By then Roland had the same harsh chemical smell Susan herself did and the astringency of the soap made each kiss she pressed to his skin a bitter tingle.  Their bodies were both rough-hewn; their calluses almost identical.  But he was more sunburned and windburned than she, though not evenly so, for there were great pale stretches of his body, and when she said something of it, he laughed a creaking laugh in the back of his throat and said, “Like a pied horse,” and she had taken him between her legs then and ridden him with all the strength that was in her.

There was no satisfying her, no matter how many times they made use of that narrow bed.  She wanted him so badly it was like a cramp in her stomach.

Needing, Susan thought, would be a lesser problem than wanting.  She knew how to forego necessities—she had neither eaten nor slept enough to take her across the centuries, but centuries it had been, she guessed, since she had first had Roland on his back.  She should have died long ago.  It wasn’t a question of need.

But to want a prize beyond the Tower—well, that was how she could be bound for trouble.  She had gone so long without wanting anything else that she was out of practice resisting desire.

And people chose their wants over their needs nine times out of ten.  Again and again, they grabbed the shiny, and died in the desert with no water but pockets full of gold.  She knew all that.

Even so, she slept at Roland’s side.

_Do you get the joke?_

Only the one bed, and what was she supposed to do?  Lie on the floor and come up in the morning with her joints all a-rattle because her heart was too soft to stand the risk?

But that was logic skimmed like milk, for she had slept on harder ground than _Moira_ ’s floor.  From how Roland looked, he too was more familiar with rock beneath his back than synth-feathers and foam.  Either of them could have borne moving.  Yet they both stayed, misshapen puzzle pieces with too many sharp angles between them.  Hot and uncomfortable.
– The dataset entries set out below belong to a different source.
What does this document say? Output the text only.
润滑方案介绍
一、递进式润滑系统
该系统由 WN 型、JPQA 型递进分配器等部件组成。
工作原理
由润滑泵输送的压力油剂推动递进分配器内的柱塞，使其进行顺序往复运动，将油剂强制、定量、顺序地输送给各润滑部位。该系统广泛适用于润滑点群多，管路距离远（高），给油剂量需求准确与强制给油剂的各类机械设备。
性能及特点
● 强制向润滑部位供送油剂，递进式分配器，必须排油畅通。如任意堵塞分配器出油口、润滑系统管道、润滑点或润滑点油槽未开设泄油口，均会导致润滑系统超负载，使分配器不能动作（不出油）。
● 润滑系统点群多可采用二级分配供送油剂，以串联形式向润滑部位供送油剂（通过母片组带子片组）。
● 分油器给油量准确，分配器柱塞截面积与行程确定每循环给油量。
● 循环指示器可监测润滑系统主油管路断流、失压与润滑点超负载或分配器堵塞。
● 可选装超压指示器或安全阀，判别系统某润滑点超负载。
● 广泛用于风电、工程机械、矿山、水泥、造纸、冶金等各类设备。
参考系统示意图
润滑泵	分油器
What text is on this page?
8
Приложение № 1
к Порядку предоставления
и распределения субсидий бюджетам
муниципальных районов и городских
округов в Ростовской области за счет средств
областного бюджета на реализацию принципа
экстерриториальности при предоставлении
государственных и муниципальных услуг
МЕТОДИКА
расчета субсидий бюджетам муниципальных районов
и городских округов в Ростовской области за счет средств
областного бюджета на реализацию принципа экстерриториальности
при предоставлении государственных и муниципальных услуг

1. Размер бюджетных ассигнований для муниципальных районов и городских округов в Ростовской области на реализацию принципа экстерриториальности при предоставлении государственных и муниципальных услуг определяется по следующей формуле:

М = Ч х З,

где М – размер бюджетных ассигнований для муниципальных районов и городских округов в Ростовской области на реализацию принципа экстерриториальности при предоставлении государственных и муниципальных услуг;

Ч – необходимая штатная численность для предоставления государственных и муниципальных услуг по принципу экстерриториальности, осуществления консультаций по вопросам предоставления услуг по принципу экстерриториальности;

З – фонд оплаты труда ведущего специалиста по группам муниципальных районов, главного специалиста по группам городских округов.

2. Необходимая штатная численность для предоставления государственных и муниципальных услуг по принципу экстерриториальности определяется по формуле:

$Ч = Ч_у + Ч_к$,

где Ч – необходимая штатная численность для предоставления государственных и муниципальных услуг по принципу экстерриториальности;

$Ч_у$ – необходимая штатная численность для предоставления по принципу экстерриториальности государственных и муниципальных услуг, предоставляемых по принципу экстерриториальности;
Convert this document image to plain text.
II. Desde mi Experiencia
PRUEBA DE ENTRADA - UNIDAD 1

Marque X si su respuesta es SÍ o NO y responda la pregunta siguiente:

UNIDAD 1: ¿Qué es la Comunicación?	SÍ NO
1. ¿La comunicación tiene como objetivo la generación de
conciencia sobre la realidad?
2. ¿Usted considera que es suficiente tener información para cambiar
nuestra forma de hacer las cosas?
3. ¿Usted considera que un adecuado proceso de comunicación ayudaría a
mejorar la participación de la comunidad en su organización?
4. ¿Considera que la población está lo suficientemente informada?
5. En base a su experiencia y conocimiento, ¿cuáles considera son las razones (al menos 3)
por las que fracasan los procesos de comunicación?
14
“I chase a man in black,” Susan said the next morning over breakfast: squared egg-flavored protein that Roland swallowed quickly, as though his tongue had better things to do than taste it.  “Do you know him?  If I had a name for him I’d give it to you, but he’s worn so many that in truth I’ve lost count.”

“I know him.  I was after him myself.”

“On foot?”  She’d noticed the state of his boots: even worse than her own.

“On horses when there were horses, on mules when there were mules.”  He swished his coffee around his mouth.  But he was not tasting, only stalling, she knew, trying to answer her question.  “I don’t remember.”

“Stasis does that to you.”  When he frowned, she clarified—she never knew what she would have to explain to him until it came up.  “What I woke you from.  The cold-sleep.”

“Stays-is,” Roland said thoughtfully, and she could tell from how he was saying it that he had a mistaken notion of where the word had come from, but did it matter?  He had the right meaning.  “Perhaps that’s it.  Though I strayed, clearly.  Strayed far, it seems.”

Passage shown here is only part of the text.